The first article is not open to general readers, but you can get the general idea from its title: “In Return for Federal Dollars, Obama Demands Results From Colleges.”

The second article is open to all readers. Here is some flavor:

Responding to what they call unfair scrutiny from state and federal regulators, representatives from online colleges discussed a self-imposed quality-assurance framework at today’s Presidents’ Forum in Washington, convened by Excelsior College.

But state officials said they are still concerned that self-imposed standards are not good enough and that online programs are not consistent in providing students with high-quality education. . . .

As the internet rapidly matures in coming months and years, these nanny standards form yet more schooling firewalls for the delivery of open learning from the internet. These nanny-creep-firewalls will undermine educational effectiveness for both the colleges who get stuck with them and the governments that demand them.

The most recent post on this blog describes how the new HTML.5 will facilitate delivery of study materials conforming to what a student is ready to learn. This individual assessment of what to learn next is based on at what level of the subject the student has already engaged in previous websites. This fundamental new way to set a standard for what to study next is totally separate from the perceived lockstep standards of either the college or the government. The assessment HTML.5 will generate totally accommodates the learner.

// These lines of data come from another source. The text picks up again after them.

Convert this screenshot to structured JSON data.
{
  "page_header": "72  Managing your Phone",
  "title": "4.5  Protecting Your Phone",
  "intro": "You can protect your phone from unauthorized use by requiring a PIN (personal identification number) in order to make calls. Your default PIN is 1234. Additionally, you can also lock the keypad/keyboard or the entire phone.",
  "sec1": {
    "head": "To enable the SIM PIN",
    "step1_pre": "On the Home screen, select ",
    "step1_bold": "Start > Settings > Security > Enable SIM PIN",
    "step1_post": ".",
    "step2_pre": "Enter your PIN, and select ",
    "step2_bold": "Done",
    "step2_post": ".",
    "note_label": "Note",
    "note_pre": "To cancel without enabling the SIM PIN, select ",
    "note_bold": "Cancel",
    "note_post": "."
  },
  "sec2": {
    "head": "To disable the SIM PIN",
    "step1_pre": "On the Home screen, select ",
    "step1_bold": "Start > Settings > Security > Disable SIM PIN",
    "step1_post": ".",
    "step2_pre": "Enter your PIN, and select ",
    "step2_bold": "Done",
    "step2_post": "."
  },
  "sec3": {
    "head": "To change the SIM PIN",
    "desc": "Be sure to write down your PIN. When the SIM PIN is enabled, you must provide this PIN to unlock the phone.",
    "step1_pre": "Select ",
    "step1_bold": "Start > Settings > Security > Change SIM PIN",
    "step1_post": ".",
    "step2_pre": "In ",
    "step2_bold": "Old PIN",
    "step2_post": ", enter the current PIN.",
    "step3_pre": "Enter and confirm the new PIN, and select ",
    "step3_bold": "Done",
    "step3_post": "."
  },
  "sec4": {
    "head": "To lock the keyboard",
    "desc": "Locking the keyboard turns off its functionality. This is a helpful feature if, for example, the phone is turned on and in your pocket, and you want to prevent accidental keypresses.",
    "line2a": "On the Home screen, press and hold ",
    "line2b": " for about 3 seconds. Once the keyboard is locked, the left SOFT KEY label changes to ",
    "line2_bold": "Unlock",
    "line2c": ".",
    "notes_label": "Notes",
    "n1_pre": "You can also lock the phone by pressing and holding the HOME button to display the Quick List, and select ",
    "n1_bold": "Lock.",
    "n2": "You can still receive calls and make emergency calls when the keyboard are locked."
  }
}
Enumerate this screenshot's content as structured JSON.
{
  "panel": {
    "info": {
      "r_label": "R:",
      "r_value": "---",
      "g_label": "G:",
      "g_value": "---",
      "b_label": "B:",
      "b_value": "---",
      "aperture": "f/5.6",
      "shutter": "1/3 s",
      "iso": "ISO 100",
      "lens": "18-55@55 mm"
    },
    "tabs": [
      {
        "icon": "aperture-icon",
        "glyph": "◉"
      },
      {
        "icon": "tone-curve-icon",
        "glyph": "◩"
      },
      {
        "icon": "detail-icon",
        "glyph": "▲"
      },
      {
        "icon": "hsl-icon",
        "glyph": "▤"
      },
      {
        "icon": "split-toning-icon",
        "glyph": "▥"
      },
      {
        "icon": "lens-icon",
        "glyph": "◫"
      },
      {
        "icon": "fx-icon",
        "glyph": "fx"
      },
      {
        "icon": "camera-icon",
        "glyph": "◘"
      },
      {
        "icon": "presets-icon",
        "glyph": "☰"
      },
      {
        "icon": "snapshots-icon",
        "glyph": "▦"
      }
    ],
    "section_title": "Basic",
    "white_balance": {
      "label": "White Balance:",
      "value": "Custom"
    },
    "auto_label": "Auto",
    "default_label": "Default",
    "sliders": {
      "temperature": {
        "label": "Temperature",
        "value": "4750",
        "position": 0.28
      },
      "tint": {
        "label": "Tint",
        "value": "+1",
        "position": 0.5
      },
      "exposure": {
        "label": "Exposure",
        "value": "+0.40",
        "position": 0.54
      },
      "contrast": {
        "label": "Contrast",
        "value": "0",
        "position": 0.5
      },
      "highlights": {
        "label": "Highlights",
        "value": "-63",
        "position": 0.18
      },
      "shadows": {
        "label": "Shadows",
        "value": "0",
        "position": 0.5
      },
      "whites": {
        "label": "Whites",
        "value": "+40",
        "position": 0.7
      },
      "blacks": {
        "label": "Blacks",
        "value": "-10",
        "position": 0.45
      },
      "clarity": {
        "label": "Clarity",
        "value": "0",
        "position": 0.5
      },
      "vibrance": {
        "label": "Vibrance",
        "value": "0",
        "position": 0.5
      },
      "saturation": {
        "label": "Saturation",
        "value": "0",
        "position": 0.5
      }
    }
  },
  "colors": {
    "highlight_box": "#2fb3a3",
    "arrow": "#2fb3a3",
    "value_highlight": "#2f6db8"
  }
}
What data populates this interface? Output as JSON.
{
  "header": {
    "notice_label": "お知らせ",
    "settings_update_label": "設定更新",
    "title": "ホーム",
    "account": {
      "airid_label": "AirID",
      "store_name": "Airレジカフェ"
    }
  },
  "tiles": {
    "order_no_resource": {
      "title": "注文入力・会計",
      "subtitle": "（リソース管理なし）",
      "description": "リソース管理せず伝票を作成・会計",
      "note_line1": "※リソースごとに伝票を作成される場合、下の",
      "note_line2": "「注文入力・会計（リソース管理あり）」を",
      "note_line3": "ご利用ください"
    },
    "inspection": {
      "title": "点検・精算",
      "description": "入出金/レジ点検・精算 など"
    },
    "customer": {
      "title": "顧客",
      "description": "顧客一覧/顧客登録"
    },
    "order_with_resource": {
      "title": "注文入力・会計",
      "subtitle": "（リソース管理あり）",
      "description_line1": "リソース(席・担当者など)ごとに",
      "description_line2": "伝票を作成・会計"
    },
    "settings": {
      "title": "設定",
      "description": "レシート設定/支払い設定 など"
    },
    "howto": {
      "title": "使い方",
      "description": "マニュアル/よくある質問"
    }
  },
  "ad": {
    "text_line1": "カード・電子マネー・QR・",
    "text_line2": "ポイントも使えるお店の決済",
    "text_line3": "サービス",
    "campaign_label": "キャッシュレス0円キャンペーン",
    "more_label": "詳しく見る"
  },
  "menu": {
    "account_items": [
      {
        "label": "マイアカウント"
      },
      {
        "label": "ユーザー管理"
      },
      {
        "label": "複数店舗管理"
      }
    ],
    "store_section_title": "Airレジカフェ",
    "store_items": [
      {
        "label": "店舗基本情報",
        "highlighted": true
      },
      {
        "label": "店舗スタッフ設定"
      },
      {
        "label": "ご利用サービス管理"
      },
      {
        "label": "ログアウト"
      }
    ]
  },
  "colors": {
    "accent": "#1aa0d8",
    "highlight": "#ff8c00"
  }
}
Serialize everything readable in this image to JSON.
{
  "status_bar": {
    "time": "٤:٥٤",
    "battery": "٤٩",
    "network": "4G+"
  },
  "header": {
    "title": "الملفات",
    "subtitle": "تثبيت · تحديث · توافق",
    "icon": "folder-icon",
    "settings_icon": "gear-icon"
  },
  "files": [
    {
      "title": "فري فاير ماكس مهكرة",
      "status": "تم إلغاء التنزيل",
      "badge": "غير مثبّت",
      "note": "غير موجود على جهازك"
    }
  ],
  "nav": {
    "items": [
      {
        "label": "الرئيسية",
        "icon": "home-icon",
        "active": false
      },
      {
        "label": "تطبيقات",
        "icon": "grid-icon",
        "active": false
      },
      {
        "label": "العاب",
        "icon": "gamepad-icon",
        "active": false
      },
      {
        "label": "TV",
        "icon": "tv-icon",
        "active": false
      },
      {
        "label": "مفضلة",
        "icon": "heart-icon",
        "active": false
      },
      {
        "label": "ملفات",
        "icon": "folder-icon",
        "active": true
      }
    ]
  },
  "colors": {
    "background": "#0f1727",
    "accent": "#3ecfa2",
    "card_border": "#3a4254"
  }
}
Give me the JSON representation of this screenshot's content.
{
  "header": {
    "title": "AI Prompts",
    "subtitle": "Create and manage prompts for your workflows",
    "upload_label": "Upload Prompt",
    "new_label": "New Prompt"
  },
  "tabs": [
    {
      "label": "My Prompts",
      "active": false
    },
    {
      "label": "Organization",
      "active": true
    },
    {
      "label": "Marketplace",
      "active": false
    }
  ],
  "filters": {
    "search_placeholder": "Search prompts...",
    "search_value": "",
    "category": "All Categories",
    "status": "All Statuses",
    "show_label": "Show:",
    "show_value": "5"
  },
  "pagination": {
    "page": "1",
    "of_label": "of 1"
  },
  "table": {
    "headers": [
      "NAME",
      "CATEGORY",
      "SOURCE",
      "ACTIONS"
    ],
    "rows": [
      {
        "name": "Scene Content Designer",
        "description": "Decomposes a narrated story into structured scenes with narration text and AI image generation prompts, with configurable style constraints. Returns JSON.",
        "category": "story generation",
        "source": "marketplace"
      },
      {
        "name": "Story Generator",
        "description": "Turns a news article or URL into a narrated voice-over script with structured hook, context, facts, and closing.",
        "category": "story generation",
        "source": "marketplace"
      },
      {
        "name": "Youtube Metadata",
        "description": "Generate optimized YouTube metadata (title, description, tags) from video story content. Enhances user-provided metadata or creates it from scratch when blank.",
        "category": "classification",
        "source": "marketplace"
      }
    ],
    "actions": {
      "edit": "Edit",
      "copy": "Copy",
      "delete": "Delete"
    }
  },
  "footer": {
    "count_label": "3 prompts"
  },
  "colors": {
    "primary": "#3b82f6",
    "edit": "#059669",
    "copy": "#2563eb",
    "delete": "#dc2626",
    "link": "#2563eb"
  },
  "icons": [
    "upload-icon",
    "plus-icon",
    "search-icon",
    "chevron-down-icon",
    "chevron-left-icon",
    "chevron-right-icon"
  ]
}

The day is coming when standard setting nannies will need to prove their relevance in the new venue of online response to a student’s level of inquiry. It seems sort of silly for a nanny standard to test a student on algebra in her first college year, when the internet is sending her more basic math knowledge based on her past visits online. Or really silly to give the same algebra test to a student in her class who is exploring calculus and trigonometry based on HTML.5 selected resources where he is spending time.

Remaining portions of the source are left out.